In Thunderstorm, French-German artist Marie Sutter reanimates the former Franck-Areal silo in Basel—a space once filled with the warm, bitter scent of roasted chicory root. Today, it holds a different atmosphere: suspended time, charged stillness, and the quiet tension of memory.

Above, a single line of light floats—serene, until it is fractured. Sudden, visceral flashes tear through the space, accompanied by a thunderclap that crashes into the body more than the ear. It is loud. It is violent. For a moment, the storm dominates—uncontainable, electric, unrelenting. And then, almost imperceptibly, it recedes.

In the aftermath, a soundscape begins to unfold: low, breath-like, cyclical. Chicory flowers flicker onto the walls in soft spectral blue—ephemeral, between bloom and storm. A voice emerges. Time seems to stretch.
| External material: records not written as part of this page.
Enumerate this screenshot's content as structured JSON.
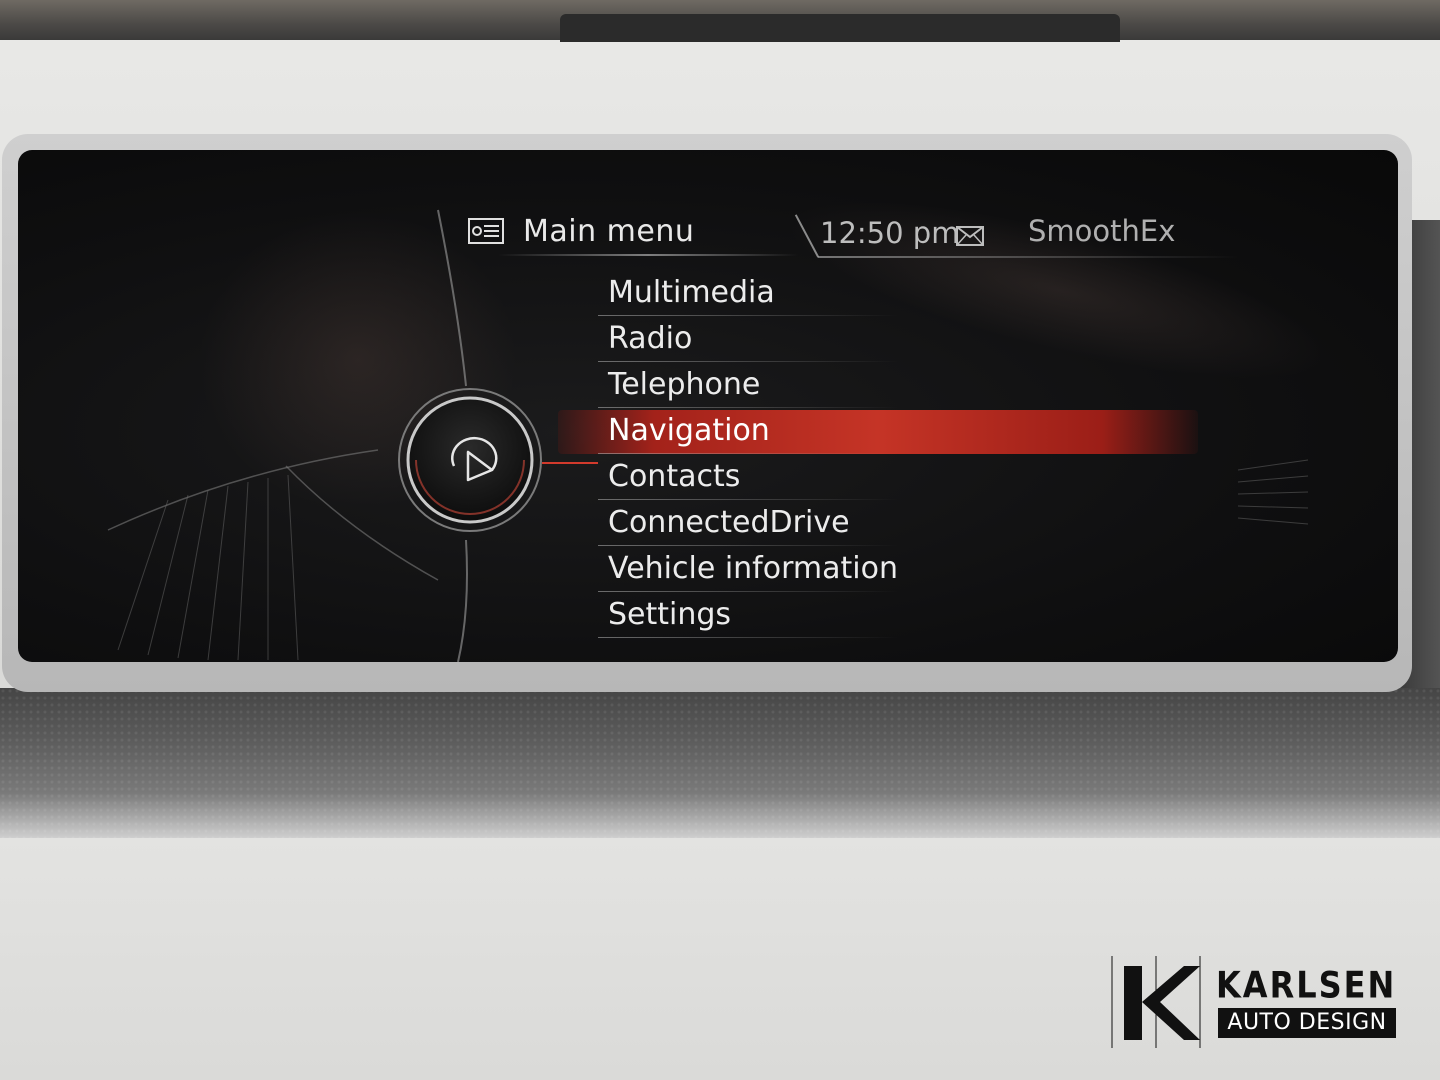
{
  "header": {
    "title": "Main menu",
    "title_icon": "main-menu-icon",
    "time": "12:50 pm",
    "message_icon": "envelope-icon",
    "profile": "SmoothEx"
  },
  "controller_icon": "navigation-arrow-icon",
  "menu": {
    "items": [
      {
        "label": "Multimedia"
      },
      {
        "label": "Radio"
      },
      {
        "label": "Telephone"
      },
      {
        "label": "Navigation"
      },
      {
        "label": "Contacts"
      },
      {
        "label": "ConnectedDrive"
      },
      {
        "label": "Vehicle information"
      },
      {
        "label": "Settings"
      }
    ],
    "selected": "Navigation"
  },
  "colors": {
    "highlight": "#c53426",
    "screen_bg": "#0f0f10",
    "text": "#ececec"
  },
  "watermark": {
    "name": "KARLSEN",
    "sub": "AUTO DESIGN"
  }
}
Below, rows of Cichorium intybus—chicory plants—reach upward, cultivated over months under deep red light. The choice is both biological and symbolic: red stimulates root growth, anchoring resilience below the surface, while evoking warmth, urgency, and emotional gravity.

Once processed here into a dark, caffeine-free coffee during wartime scarcity, the chicory root returns—not as commodity, but as witness. Not to be consumed, but to be felt.

It stands in the space as a living trace of endurance—a quiet force long overlooked.

Why chicory? Why a thunderstorm?

Because resilience often begins in the dark, beneath pressure. And in a world bracing for upheaval, it is the overlooked that often carries us through.

A 30-minute composition by Sutter threads together storm, breath, voice, and time—an arc that moves from rupture to reckoning, from noise to presence.

Thunderstorm is not just the calm before the storm—it is the storm’s release and the stillness that follows. A meditation on thresholds, on what it means to withstand impact, and on the power of returning—not broken, but changed.

Sometimes, it is the forgotten that returns with the loudest force.